Eyewitnesses testify at South Philly ‘mob’ murder trial

Anthony Nicodemo Anthony Nicodemo, 42. Credit: PPD

Trial kicked off today for a 2012 South Philly murder that may be connected to organized crime.

Prosecutors are charging Anthony Nicodemo with first-degree murder for the 2012 death of Gino DiPietro, 52.

Prosecutor Brian Zarallo said in his opening statement Tuesday that Nicodemo is guilty of murder for allegedly planning the 2012 slaying and then serving as getaway driver, but said that Nicodemo’s friend, who is not charged, was the shooter.

Witness Louis Houck testified that he heard the gunshots from where he was standing on Camac Street, then he saw a man wearing a black mask and a dark jacket run into an SUV, which drove away. Houck memorized the car’s tag and wrote it down. Police allegedly matched the tag to Nicodemo’s Honda Pilot and arrested Nicodemo at his home later that day.

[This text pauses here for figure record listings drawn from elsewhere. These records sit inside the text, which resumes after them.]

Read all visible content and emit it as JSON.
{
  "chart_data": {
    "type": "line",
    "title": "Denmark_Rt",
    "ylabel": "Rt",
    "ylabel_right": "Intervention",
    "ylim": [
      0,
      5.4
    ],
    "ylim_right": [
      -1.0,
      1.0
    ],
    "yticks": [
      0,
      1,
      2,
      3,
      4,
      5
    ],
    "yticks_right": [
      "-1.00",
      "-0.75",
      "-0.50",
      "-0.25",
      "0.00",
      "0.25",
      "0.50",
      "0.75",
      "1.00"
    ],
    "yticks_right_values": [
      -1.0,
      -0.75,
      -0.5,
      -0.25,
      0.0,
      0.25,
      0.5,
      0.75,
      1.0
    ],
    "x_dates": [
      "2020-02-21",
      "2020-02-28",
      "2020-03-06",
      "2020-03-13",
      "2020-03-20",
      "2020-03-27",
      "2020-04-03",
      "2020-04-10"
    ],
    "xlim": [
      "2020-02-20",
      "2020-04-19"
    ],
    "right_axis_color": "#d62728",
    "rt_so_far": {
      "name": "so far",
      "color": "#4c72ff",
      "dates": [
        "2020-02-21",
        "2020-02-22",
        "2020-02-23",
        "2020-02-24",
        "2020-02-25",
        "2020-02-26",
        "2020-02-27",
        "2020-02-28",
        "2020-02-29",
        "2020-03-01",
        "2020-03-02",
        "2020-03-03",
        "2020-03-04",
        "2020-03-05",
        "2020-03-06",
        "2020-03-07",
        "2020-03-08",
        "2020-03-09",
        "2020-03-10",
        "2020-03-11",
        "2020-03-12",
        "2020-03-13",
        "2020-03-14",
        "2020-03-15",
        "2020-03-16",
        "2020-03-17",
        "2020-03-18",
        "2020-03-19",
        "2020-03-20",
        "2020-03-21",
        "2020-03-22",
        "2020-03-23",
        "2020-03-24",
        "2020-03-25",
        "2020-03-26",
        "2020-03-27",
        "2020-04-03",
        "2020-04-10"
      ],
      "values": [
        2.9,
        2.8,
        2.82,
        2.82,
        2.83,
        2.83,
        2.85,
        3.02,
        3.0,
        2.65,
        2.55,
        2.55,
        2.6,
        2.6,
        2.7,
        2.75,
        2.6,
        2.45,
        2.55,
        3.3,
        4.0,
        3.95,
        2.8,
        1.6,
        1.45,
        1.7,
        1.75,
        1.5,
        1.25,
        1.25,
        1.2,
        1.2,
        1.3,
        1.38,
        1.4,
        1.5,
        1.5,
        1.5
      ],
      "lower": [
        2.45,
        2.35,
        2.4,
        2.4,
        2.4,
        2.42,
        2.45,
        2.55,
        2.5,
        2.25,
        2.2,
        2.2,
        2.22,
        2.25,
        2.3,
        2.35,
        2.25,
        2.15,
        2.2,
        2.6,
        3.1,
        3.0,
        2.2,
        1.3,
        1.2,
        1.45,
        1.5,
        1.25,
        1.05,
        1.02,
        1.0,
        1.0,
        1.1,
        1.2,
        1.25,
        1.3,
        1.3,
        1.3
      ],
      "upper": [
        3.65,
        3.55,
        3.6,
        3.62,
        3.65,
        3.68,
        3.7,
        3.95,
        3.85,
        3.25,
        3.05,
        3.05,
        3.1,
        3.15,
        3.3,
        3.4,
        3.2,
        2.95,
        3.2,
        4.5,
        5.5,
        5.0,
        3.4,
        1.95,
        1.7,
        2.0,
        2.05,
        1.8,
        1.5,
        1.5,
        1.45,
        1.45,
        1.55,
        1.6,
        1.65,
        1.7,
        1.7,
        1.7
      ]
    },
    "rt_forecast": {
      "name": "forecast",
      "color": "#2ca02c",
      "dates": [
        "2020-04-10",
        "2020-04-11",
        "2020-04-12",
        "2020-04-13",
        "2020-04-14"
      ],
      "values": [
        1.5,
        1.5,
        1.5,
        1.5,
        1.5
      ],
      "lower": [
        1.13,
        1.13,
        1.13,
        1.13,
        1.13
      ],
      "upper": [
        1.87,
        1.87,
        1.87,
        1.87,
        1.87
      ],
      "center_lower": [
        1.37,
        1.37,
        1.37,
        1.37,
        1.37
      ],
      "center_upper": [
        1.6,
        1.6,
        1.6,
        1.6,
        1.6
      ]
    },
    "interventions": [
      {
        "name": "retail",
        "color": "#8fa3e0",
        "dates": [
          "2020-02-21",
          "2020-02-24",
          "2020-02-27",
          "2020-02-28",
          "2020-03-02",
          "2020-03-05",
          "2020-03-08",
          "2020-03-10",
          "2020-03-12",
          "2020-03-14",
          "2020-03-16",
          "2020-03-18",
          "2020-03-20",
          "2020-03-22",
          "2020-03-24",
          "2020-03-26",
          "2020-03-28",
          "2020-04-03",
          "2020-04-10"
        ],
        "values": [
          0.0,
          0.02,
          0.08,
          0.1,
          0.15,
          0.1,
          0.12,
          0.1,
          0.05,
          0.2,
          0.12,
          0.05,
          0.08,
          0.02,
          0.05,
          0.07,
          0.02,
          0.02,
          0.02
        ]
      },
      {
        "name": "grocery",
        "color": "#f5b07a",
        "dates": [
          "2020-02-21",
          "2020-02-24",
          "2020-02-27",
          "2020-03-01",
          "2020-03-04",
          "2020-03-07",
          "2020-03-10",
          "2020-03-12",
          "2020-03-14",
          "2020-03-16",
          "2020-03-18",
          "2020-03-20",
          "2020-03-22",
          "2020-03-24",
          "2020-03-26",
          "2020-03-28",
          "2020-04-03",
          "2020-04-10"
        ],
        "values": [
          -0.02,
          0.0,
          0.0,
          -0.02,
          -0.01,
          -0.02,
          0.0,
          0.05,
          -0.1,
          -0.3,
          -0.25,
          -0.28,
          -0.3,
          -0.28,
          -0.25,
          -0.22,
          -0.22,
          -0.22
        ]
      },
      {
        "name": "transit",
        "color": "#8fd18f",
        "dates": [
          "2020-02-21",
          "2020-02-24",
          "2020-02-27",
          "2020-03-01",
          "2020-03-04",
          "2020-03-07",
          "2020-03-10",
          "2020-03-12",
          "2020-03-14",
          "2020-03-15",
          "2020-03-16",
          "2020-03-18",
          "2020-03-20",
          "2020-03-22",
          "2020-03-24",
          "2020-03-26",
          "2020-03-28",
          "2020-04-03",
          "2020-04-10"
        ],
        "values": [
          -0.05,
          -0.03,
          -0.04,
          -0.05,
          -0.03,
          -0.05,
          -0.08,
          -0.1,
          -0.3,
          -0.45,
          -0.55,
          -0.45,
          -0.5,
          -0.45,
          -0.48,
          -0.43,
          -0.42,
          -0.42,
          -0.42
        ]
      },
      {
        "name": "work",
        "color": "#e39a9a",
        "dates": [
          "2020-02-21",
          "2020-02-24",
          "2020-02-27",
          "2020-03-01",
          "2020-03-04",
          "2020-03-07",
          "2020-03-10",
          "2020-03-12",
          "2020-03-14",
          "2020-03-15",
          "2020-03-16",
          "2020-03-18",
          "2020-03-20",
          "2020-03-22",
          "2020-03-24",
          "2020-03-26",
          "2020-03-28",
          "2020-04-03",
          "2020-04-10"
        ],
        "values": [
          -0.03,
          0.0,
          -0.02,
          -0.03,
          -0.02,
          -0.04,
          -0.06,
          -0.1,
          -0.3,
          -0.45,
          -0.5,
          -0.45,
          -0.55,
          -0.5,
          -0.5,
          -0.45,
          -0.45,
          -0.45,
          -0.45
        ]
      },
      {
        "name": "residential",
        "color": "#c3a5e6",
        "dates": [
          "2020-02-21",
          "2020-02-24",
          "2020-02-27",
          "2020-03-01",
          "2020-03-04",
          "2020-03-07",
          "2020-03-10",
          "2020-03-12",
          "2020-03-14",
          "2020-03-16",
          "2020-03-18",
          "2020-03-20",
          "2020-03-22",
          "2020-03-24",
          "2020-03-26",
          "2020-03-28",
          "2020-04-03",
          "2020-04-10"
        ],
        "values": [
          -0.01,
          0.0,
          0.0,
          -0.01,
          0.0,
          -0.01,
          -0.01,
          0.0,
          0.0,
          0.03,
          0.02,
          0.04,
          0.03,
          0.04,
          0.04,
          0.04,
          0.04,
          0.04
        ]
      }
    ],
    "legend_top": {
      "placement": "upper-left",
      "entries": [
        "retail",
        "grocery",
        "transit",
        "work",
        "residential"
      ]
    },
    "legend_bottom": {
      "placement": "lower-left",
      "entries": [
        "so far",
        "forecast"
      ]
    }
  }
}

“Honestly when it happened I was pretty scared,” Houck said. “Nothing like that ever happened to me before, I’ve never seen a guy die in front of me.”

“I looked to the left, seen that guy laying down, just put it together, and had to do the right thing,” Houck said when asked why he memorized the tag.

But defense attorney Brian McMonagle claimed in his opening statement that Nicodemo was just in the wrong place at the wrong time — and was held hostage by the shooter for three minutes, who stuffed a revolver wrapped in a fleece in Nicodemo’s car and then fled.

“If Anthony Nicodemo was planning to harm this man, would he drive a car with his tag to a neighborhood that he grew up in … to commit this crime?”

In his opening, McMonagle described Nicodemo’s day on Dec. 12 — taking his son and daughter to a local Catholic school, buying $155 of frozen shrimp for a family dinner that night, then going to his parents’ house on Iseminger Street — near where the murder occurred.

Nicodemo was officially indicted in March 2013 by the grand jury for DiPietro’s murder, which took place on the 2800 block of Iseminger Street around 3 p.m. on Thursday, December 12, 2012.

Reports say DiPietro was targeted because he served as a federal informant on his cousin Victor DiPietro.

But Zarallo said the motive for the murder is unknown.